To verify this bz, I installed Sat 6.1.6 along with capsule to see the real issue. Now I need some clarification before upgrading to satellite 6.1.7 I'm assuming, before upgrade, we need to check and delete existing published links and directories manually on satellite and capsule server as per comment25, right ? find /var/lib/pulp/nodes/published -type l -delete find /var/lib/pulp/nodes/published -type d -empty -delete 2. Need to upgrade with 6.1.7 and again need to validate if published links and directories are being created : a) on Sat sever by publishing some CV's on sat server b) by syncing contents from sat server to capsule ? Note: I synced rhel6, 7 server kickstart, optional and rhscl repos on Sat server. @Jeff: could you please take a look and confirm if my assumptions are correct based on bz history ?
(In reply to Jeff Ortel from comment #30) > (In reply to Sachin Ghai from comment #28) > > To verify this bz, I installed Sat 6.1.6 along with capsule to see the real > > issue. Now I need some clarification before upgrading to satellite 6.1.7 > > > > I'm assuming, before upgrade, we need to check and delete existing published > > links and directories manually on satellite and capsule server as per > > comment25, right ? > > Yes. > > > > > find /var/lib/pulp/nodes/published -type l -delete > > find /var/lib/pulp/nodes/published -type d -empty -delete Thanks Jeff. I removed all existing soft links and empty dir before upgrade.. [root@ibm-x3550 ~]# find /var/lib/pulp/nodes/published -type l -delete [root@ibm-x3550 ~]# find /var/lib/pulp/nodes/published -type l | wc -l 0 [root@ibm-x3550 ~]# find /var/lib/pulp/nodes/published -type d -empty -delete [root@ibm-x3550 ~]# find /var/lib/pulp/nodes/published -type d -empty | wc -l 0 Now proceeding with upgrade with 6.1.7 and will update the test results here.
Upgrade went fine from Sat 6.1.6 to 6.1.7 along with external capsule. Later, after upgrade, I ran a capsule sync and it was finished successfully. -- [root@ibm-x3550 ~]# hammer -u admin -p changeme capsule content synchronize --id=2 [............................................................................................................................................] [100%] -- Two observations: ------------------- 1) Apache's pulp_node.conf updated with new stanza: <snip> <Directory /var/www/pulp/nodes/content > Options FollowSymLinks Indexes SSLRequireSSL <snip> 2) meta-data re-generated on every capsule sync. Feb 9 18:53:32 ibm-x3550m3-06 pulp: pulp.plugins.pulp_rpm.plugins.distributors.yum.metadata.metadata:WARNING: Overwriting existing metadata file [/var/lib/pulp/working/repos/Default_Organization-Dev-cv_rhel7-capsule_rhel7-cap_rhel7_617/distributors/yum_distributor/repodata/repomd.xml]

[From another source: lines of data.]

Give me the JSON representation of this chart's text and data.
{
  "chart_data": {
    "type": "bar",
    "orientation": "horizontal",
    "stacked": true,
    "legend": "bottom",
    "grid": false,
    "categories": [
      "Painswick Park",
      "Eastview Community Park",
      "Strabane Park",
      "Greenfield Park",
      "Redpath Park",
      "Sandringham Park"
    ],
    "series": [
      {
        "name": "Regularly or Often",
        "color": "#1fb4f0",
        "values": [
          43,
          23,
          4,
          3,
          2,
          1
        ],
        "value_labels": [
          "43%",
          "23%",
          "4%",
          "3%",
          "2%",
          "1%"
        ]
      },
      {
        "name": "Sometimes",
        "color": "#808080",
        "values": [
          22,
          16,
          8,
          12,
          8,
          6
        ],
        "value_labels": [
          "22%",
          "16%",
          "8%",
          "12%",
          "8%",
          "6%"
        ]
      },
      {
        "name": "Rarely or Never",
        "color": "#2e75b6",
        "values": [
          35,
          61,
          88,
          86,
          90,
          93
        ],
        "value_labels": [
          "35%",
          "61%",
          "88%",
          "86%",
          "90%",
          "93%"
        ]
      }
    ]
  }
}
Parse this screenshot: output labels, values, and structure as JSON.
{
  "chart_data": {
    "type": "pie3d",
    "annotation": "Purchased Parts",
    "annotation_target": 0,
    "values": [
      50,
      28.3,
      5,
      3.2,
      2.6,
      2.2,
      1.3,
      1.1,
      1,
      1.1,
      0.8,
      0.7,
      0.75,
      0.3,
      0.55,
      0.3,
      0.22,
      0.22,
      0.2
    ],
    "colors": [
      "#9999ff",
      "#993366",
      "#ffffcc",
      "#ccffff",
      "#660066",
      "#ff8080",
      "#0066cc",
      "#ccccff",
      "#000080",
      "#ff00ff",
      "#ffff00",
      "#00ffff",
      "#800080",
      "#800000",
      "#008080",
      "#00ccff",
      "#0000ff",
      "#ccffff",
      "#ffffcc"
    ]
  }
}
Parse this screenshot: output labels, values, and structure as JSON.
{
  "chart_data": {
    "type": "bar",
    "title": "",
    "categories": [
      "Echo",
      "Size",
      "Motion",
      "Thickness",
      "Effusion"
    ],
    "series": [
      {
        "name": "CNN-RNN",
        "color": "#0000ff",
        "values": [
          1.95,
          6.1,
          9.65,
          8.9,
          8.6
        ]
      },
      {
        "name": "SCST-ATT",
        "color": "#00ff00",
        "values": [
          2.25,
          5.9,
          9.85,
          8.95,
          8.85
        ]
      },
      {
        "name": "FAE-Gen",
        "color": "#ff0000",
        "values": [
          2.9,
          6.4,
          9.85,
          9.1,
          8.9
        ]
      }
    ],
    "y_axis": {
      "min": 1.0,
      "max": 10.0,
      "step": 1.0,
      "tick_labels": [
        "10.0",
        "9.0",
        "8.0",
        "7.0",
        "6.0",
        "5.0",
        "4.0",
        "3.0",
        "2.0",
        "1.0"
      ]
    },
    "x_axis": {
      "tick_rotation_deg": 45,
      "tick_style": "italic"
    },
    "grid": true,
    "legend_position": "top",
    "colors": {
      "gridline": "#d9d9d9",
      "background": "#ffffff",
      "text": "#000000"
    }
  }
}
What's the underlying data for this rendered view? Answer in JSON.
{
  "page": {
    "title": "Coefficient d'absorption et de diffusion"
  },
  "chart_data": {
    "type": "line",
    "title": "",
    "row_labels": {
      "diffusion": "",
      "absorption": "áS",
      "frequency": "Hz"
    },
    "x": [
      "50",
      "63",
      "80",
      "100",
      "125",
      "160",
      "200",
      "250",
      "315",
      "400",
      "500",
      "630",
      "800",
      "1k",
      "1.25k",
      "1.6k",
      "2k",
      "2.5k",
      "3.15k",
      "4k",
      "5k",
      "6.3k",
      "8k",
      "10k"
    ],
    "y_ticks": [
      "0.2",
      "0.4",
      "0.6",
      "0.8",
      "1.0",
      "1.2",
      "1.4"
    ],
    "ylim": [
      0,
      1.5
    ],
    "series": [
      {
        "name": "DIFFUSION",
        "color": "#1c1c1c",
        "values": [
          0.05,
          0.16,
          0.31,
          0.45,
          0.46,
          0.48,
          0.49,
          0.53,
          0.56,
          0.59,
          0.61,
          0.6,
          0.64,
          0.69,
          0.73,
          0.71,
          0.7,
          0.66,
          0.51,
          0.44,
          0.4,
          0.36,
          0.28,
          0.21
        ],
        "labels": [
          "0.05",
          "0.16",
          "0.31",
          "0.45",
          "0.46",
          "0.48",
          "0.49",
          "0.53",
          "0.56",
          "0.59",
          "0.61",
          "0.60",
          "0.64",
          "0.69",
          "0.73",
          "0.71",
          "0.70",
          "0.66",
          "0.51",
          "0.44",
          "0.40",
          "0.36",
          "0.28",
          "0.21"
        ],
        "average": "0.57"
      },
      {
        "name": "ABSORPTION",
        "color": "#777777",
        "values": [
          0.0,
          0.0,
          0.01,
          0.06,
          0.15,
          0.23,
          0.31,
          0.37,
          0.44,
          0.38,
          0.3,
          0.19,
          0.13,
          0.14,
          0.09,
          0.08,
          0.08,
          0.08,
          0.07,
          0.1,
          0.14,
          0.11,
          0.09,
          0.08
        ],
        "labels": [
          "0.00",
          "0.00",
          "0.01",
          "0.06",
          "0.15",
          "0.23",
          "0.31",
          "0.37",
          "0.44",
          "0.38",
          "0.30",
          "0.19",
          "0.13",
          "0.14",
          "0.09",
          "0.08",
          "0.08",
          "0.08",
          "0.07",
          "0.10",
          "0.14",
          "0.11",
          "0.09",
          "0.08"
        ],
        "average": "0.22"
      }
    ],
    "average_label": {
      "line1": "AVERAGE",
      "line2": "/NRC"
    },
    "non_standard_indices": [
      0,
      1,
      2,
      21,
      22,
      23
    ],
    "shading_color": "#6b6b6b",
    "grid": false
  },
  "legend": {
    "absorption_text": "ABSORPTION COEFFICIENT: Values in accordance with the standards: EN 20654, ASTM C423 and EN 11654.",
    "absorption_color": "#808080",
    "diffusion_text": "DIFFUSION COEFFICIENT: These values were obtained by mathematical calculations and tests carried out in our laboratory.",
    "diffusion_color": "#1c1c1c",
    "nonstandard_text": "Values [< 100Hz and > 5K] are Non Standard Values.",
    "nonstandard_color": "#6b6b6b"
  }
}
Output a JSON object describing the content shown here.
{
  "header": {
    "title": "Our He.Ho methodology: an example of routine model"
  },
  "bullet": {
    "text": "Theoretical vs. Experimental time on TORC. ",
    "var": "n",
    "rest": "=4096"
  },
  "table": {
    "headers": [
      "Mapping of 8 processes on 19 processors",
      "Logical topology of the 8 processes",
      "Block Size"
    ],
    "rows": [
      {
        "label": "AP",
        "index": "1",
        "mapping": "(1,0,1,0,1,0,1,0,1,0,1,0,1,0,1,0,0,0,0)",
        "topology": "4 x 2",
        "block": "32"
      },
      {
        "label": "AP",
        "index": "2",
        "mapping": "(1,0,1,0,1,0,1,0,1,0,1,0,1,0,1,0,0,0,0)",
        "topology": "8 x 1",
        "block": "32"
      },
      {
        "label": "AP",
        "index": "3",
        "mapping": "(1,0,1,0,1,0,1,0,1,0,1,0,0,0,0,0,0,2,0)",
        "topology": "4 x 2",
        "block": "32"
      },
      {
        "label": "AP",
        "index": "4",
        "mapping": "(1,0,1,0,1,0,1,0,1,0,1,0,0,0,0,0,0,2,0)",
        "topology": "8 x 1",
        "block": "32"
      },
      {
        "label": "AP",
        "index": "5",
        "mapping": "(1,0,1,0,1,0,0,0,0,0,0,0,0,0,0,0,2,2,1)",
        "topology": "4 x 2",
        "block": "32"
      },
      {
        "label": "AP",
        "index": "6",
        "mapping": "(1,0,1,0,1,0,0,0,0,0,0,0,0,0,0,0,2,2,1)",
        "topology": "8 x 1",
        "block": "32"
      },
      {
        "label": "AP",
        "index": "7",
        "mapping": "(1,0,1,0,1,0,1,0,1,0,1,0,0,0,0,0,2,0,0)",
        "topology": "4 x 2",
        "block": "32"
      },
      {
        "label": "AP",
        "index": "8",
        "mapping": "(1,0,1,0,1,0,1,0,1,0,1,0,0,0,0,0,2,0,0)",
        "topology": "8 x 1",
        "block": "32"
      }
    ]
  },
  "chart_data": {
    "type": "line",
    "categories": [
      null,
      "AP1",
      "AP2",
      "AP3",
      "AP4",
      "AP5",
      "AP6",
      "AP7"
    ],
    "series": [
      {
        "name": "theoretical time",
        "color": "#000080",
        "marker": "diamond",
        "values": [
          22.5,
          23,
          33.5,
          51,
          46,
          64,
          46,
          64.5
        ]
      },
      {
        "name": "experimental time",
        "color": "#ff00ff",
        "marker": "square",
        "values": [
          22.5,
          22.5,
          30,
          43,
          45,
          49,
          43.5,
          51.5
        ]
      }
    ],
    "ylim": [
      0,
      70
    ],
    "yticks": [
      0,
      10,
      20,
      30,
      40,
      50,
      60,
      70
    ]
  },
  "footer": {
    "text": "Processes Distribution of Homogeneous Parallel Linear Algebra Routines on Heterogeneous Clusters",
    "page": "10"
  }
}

After upgrade with 6.1.7 compose1. I performed following tests: - re-synced some of the existing Red Hat repos - success - enabled new repos and synced them - success - created new CV with new and existing repos and published them - success - published existing CV - success - re-synced contents from satellite -> capsule - success I don't find any symlinks after upgrade. Also the inode count for published repos reduced to very low count. Before upgrade: ---------------- [root@ibm-x3550m3 ~]# find /var/lib/pulp/nodes/published -type l | wc -l 568186 [root@ibm-x3550m3 ~]# find /var/lib/pulp/nodes/published -type d | wc -l 2141711 [root@ibm-x3550 ~]# find /var/lib/pulp/nodes/published/https/repos -name '*' | wc -l 2710169 After upgrade: ---------------- [root@ibm-x3550 ~]# find /var/lib/pulp/nodes/published -type l | wc -l 0 [root@ibm-x3550 ~]# find /var/lib/pulp/nodes/published -type d -empty | wc -l 1 [root@ibm-x3550 ~]# find /var/lib/pulp/nodes/published -type d | wc -l 201 [root@ibm-x3550 ~]# find /var/lib/pulp/nodes/published/https/repos -name '*' | wc -l 499
As per the comment 33, Moving this bz to verified. thanks
Since the problem described in this bug report should be resolved in a recent advisory, it has been closed with a resolution of ERRATA. For information on the advisory, and where to find the updated files, follow the link below. If the solution does not work for you, open a new bug report. https://access.redhat.com/errata/RHSA-2016:0174
The Pulp upstream bug status is at CLOSED - CURRENTRELEASE. Updating the external tracker on this bug.